With a small amount of preparation – here’s 10 ‘treats’ you can offer up as an alternative when they arrive at your doorstop.
1. Handover the business card of someone you hate. Say ‘call me in the morning I’d prefer to give you all some money’
2. Dishwasher pellets – ‘a Swedish delicacy – suck don’t chew’
3. Squeeze ketchup into some socks, add twigs and freeze – tah dah.. ‘vampire Callipos’
4. That Magic Tree air freshner in the car – coat in glue and scatter with sugar – ‘haunted forest lolly’

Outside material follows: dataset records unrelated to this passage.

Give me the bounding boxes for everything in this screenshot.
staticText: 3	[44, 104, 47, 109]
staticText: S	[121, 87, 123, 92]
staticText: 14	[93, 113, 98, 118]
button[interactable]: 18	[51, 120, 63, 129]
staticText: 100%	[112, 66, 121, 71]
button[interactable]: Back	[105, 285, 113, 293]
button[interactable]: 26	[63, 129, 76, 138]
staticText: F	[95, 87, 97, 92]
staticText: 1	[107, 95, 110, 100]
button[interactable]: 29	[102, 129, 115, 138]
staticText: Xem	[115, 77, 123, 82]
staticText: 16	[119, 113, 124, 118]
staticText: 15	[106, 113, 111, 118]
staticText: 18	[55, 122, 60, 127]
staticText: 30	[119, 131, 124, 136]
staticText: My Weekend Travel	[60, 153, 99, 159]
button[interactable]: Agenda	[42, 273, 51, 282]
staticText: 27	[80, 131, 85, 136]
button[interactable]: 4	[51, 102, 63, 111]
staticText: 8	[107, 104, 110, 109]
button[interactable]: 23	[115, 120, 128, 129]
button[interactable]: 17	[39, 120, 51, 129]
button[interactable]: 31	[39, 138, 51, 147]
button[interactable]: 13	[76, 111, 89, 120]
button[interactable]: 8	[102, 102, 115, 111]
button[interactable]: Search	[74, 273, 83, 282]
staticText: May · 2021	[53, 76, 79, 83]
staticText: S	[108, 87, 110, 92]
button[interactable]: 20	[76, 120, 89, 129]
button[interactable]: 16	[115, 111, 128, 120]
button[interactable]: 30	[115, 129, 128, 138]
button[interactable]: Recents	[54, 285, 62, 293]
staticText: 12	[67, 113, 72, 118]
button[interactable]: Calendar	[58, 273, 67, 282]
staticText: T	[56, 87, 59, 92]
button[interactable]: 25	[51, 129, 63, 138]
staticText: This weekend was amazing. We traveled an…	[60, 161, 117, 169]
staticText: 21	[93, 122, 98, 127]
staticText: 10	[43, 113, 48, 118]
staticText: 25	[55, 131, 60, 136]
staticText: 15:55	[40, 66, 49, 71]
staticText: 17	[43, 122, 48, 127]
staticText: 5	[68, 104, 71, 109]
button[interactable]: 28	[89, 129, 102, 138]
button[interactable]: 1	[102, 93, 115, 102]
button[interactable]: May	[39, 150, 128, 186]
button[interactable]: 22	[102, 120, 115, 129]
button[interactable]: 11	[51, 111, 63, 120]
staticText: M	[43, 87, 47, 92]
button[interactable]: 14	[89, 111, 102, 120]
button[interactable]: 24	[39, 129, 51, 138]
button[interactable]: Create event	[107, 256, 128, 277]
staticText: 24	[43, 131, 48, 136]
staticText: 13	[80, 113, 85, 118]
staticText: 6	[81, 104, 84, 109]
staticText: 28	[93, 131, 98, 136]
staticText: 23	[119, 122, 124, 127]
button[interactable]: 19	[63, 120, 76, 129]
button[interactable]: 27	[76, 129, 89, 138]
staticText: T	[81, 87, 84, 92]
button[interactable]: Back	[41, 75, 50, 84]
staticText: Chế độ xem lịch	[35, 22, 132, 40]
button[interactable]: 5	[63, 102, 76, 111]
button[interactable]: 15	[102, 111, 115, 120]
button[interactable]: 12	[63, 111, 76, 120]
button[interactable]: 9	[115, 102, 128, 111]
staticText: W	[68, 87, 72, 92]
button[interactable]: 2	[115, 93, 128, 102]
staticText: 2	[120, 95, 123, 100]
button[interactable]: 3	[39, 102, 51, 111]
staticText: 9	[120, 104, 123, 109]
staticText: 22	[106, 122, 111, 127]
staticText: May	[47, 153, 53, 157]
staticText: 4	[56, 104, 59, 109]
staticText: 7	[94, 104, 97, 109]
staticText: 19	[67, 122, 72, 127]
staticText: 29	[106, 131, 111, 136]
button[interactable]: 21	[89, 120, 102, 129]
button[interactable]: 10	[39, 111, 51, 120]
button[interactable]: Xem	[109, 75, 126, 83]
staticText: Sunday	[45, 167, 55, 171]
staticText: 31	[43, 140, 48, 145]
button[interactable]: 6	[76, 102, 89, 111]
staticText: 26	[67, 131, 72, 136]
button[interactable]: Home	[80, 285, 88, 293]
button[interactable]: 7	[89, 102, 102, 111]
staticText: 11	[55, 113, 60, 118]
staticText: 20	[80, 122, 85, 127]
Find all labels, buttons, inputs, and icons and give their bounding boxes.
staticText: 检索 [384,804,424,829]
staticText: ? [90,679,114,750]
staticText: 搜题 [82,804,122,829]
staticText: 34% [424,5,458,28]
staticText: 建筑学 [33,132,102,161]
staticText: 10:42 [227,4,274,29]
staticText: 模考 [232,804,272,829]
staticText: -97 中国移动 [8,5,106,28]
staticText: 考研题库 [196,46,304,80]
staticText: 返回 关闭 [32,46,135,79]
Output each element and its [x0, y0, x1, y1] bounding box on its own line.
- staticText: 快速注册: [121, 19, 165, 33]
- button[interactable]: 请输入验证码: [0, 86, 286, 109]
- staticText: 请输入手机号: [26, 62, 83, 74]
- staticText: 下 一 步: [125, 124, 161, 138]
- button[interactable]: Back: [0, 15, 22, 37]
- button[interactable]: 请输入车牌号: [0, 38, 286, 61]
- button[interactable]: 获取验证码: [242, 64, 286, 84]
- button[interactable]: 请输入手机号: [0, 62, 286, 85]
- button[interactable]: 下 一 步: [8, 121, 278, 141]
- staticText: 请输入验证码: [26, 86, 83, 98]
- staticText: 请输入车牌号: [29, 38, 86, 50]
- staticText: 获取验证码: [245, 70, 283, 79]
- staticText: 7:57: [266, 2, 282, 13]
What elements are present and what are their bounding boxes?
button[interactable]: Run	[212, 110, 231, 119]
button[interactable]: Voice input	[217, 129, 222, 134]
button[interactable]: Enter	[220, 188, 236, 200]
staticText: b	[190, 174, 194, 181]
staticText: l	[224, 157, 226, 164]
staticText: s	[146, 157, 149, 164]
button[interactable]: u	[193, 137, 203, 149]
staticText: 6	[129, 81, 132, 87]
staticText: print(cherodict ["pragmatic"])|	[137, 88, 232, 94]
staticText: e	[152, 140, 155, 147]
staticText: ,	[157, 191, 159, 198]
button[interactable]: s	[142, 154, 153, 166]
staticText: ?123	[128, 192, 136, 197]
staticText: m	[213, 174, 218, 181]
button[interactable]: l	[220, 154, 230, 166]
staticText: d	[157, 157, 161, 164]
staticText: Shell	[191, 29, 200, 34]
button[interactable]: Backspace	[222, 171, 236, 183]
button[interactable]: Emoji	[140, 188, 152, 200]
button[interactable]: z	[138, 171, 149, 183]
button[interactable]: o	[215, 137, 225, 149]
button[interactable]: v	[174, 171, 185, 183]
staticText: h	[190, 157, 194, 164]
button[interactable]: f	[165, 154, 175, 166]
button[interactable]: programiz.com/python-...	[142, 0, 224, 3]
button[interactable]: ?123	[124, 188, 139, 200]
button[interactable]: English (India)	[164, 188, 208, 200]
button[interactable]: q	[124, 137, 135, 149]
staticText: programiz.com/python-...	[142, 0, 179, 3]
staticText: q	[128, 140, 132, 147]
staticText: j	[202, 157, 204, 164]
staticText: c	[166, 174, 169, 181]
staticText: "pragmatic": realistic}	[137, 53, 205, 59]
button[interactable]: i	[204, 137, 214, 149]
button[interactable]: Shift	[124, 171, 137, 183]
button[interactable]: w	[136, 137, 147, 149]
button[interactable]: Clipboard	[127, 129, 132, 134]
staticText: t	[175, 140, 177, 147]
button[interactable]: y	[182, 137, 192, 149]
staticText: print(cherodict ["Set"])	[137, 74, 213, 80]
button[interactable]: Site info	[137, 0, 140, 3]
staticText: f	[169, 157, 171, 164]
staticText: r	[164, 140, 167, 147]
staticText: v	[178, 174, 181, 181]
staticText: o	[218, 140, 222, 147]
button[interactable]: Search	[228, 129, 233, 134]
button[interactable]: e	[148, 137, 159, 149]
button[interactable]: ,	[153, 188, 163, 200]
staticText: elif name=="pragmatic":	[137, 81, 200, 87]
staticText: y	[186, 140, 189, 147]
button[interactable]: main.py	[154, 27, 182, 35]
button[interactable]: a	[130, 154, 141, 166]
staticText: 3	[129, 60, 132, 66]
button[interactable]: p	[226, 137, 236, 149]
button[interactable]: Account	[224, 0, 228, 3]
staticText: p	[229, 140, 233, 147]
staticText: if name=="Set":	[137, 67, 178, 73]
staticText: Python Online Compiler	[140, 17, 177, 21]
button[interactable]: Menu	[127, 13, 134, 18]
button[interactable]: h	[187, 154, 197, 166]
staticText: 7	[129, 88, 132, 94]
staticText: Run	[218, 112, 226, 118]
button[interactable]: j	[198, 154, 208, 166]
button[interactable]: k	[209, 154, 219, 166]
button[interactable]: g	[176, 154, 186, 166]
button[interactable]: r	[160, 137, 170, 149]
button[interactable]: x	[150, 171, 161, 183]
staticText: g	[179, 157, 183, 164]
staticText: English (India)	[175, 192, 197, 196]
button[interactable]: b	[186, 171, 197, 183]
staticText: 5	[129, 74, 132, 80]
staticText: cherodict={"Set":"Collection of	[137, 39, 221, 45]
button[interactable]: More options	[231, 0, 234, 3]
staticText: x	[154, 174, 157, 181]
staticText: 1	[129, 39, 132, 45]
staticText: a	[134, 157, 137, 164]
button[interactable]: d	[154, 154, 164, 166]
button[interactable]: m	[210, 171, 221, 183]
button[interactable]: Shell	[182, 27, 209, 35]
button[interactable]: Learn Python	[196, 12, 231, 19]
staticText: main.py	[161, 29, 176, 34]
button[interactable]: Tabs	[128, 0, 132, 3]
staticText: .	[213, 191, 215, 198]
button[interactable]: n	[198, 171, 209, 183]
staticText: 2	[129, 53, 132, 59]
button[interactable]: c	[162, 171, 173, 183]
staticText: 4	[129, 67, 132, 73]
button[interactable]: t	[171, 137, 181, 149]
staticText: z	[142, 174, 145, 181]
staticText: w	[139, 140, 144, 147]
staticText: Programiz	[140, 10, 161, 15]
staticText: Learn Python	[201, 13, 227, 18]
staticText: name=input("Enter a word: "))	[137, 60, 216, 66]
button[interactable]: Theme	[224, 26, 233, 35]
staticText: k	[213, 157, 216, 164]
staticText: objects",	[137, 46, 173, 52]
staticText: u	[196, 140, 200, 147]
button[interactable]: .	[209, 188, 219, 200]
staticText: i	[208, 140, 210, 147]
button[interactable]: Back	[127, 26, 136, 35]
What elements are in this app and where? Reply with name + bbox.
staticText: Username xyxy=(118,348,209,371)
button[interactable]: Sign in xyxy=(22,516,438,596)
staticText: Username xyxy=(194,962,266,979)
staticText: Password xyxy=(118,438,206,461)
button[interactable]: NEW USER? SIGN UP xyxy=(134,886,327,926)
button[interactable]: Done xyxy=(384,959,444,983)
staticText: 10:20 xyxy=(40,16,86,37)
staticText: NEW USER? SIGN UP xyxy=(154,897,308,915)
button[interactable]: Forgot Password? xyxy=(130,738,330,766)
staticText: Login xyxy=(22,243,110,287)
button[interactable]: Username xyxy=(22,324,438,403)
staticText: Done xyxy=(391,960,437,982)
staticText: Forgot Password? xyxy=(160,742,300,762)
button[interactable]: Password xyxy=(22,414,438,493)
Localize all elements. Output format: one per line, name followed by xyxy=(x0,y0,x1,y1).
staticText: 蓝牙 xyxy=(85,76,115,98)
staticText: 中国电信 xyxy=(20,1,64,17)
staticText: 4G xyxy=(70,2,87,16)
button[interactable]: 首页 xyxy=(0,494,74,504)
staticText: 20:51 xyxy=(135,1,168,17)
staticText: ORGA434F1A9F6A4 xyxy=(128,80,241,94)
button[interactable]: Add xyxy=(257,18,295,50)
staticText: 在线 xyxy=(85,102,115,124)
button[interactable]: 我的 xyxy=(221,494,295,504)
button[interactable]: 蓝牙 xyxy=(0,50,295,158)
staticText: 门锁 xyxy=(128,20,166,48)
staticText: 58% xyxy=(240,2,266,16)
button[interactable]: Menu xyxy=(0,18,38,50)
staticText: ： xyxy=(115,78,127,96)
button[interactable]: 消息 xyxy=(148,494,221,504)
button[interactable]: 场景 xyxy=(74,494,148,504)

5. Oxo cubes – place on flat of palm – ‘right – who wants a giant cola cube?’
6. Handful of cornflakes rolled in marmite – ‘it’s Mexican chocolate – tastes a bit different’
7. Lemsip and Vim tipped into a piece of tin foil – hey presto – Space Dust!
8. A free newspaper CD – cross out The Railway Children (or whatever it is) and stencil… Bangin’ Grime Hitz
9. A black bin liner with two eye holes cut in it (Gucci ghost outfit).
10. Recycle a Tommy Copper classic – produce a teabag from wallet slip it into their top pocket, pat it and say ‘have a drink on me’.